The best piece of advice about writing that I got as a graduate student came from my external Ph.D. committee member, a full professor in the English department. A poet and a romantic and undoubtedly a former or current pot smoker, he was much more up on his spiritual musings and pop culture references than were my anthro committee members, a rather dreary lot. His advice was always entertaining (when it wasn’t ill-informed and infuriating, but that’s a topic for another post).
I was in his office one day to show show him my latest conference paper. My professor began to read the first page, then paused, looked up with a bemused smile, and said, “Do or do not. There is no try.”
“Do or do not. There is no try.” The immortal words of Yoda to the young Skywalker.
But why Yoda? Why then?
Because I’d done that thing that young academics all too often do. I’d hedged my bets. The paper, a pretty standard effort, contained on its first page the sentence, “This paper will attempt to show that Japanese women are traveling abroad in increasing numbers in order to effect a quasi-feminist critique of unequal gender relations at home.”
How many of you reading this would even have thought twice about that sentence?
What is it about young academics (and not only young ones, I’d hasten to add) that compels them to frame their scholarly efforts as “attempts”? Are they really so insecure? Is the outcome really that much in doubt?
Think about how much academic writing depends on formulations like:
- In this research I hope to prove that…
- Through such an analysis I will try to show that….
- I believe that in making this argument I may be able to demonstrate that…
Hope? Try? Believe? Why are scholars embarking on their studies with so much doubt? And so little confidence?
Perhaps you will say that these turns of phrase are simply writing conventions, and have no literal meaning. But why use them at all? If you did the research, and reached your conclusions, then you stand by them, do you not? Efforts to modulate or soften them with hedging phrases merely cast doubt on the legitimacy of your research itself. If you couldn’t actually prove the thing, then really, you have no business saying that you did.
Release your mind to go all the way. Own your findings. Claim your ground. Take every sentence where you find these power-sucking words, and remove them. In their place, write:
- In this research I will prove that…
- Through such an analysis I will show that….
- In making this argument I will be able to demonstrate that…
If you are one of the multitudes of graduate students and young academics who have come to unconsciously depend on such phrases, and I’ll bet you are, stop. They do nothing for you. They are simply one more way that junior people, and women in particular, bend over backward to express deference and submission in their writing practices.
And if you’re aiming for a career in academia, those habits of deference and submission that you absorbed in graduate school need to go. Stat. In their place: Your power, expressed.

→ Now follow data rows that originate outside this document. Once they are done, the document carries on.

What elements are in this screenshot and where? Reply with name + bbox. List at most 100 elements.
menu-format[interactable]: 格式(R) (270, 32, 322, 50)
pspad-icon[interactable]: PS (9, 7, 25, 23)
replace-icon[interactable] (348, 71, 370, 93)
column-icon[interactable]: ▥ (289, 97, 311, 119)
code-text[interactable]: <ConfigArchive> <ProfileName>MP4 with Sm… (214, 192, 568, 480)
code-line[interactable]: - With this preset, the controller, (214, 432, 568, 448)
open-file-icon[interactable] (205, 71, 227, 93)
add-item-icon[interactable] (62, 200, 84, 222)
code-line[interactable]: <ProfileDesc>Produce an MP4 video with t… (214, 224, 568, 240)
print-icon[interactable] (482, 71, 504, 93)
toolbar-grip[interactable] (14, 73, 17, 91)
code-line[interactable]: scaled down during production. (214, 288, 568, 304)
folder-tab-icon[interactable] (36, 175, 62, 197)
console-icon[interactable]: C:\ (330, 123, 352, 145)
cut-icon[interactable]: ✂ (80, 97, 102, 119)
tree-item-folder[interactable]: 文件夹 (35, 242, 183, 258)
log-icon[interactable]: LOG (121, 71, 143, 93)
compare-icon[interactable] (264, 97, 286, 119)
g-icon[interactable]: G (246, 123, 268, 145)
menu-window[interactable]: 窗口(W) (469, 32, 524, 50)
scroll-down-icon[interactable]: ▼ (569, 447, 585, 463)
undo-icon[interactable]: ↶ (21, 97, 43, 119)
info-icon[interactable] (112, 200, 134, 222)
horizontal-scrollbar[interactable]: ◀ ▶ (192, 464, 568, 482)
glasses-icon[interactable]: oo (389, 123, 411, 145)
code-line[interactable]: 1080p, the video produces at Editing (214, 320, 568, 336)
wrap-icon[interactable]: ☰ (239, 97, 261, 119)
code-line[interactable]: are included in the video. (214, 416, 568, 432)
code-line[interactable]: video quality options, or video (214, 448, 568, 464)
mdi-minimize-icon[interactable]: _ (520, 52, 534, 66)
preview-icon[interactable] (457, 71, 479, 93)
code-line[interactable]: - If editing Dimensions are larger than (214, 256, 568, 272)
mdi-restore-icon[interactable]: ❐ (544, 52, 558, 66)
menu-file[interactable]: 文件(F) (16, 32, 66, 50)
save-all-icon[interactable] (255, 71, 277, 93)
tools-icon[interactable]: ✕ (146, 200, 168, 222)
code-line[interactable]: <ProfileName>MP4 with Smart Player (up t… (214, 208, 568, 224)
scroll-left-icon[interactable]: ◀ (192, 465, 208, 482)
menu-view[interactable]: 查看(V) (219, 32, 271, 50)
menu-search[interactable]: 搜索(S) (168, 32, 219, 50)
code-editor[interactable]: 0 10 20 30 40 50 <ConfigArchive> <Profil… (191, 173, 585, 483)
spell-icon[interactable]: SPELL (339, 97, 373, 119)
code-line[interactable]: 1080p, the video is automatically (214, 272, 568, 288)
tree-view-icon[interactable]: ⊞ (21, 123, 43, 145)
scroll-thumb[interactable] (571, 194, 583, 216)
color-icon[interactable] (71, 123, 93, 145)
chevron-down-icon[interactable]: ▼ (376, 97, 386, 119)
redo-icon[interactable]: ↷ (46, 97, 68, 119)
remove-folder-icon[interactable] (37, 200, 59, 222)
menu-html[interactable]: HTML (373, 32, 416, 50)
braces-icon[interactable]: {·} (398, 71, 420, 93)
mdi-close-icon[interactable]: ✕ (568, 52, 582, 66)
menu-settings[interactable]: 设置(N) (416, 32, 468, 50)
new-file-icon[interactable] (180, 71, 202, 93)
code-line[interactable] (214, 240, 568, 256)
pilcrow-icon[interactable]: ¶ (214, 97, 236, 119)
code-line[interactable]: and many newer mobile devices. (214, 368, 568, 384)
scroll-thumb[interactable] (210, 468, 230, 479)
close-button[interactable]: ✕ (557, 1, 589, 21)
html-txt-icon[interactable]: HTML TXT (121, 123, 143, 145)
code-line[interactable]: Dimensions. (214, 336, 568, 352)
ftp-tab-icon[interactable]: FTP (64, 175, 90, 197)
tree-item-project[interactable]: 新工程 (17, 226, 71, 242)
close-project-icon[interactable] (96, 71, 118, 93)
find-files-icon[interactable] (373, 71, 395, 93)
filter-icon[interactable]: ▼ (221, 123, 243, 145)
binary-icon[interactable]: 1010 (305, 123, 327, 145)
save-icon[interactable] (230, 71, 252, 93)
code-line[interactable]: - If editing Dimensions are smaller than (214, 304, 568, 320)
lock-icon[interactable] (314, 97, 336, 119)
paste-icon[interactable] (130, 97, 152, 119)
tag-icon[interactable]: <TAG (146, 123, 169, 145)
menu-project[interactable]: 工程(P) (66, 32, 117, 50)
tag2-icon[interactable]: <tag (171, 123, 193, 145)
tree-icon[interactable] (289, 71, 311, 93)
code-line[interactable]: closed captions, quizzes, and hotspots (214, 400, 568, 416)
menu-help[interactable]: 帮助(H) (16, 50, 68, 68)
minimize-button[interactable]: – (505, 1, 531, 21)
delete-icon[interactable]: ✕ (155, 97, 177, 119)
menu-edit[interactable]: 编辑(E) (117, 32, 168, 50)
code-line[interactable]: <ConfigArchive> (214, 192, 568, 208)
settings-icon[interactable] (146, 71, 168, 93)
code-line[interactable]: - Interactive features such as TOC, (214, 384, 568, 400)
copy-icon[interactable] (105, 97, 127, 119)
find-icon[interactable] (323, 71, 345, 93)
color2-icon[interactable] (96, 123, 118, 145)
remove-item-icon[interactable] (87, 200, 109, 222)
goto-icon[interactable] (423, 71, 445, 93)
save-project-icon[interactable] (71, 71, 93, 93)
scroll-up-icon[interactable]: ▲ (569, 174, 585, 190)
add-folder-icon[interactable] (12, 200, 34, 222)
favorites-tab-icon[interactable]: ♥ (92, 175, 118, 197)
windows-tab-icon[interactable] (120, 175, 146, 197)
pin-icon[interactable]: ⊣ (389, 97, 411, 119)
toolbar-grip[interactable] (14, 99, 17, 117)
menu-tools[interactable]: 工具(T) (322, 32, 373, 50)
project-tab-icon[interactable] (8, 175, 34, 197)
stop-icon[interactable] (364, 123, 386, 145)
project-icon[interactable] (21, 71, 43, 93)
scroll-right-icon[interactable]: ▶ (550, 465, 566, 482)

Listen to the words of Yoda:
“You must unlearn what you have learned…
Try not!
Do! Or do not!
There is no try.”
And may The Force be with you.
That was both thought provoking and fun to read. Thanks.
Or just get rid of the “I” altogether. Plunge in and argue: “By traveling abroad in increasing numbers, Japanese women offer a quasi-feminist critique of uneven gender relations at home.” Or if you’re against starting sentences with dependent clauses, “Japanese women provide a quasi-feminist critique of uneven gender relations at home by traveling abroad in increasing numbers.” Or any permutation thereof…
yes, good point!
The only problem with removing the “I” (or “we”) is that, in some contexts, it becomes difficult for the reader to discern the new contributions of the paper.
Surely this should read “In making this argument I will demonstrate that…” The argument itself is a demonstration of why such-and-such holds—hence why mathematical proofs end with Q.E.D.
yes, indeed.
Love this post. It reminds me of another quote I heard recently about writing – “ambiguity is a hedge against being wrong.”
I’ve tried to keep this in mind since then, but I’m pretty sure that ambiguity and insecurity still sneaks into a lot of what I write today. This will serve as another reminder!
In freshman English, that sentence would be non allowed for the “I” and the “attempt.” I don’t know why people at dissertation stage get encouraged to put that kind of thing back into their work but I notice they often do. For today I’ve decided it’s one of the attempts to derail people, disguised as advice on how to be professional. Ambiguity as hedge against being wrong, yes, although I’d say it’s ambivalence that is that and that ambivalence is what plagues bad writing.
So true. You are a great resource, thanks (again) for doing the blog..
I had an anthro professor in undergrad who would get very annoyed when female students would raise their hands to speak and when called upon, start out by saying “I think”. She always told us that men don’t start their claims off with “I think” so we shouldn’t either.
ha! exactly. the raising hand thing is a perennial irritation.
This post alone has me convinced that I need to keep a close eye on this blog. Thank you for the insightful and interesting read. It’s something I can, and will, take with me throughout my coming years of education.
thanks, sam!
Get the “will” out too. It’s not necessary.
“Here we show…”, “Here I prove…”.
However, one cannot do the “DO” without first “DOing” the TRY”. They go hand in hand, like the Walrus and the Carpenter. (Just forget about their weeping at the great “quantities of sand”.)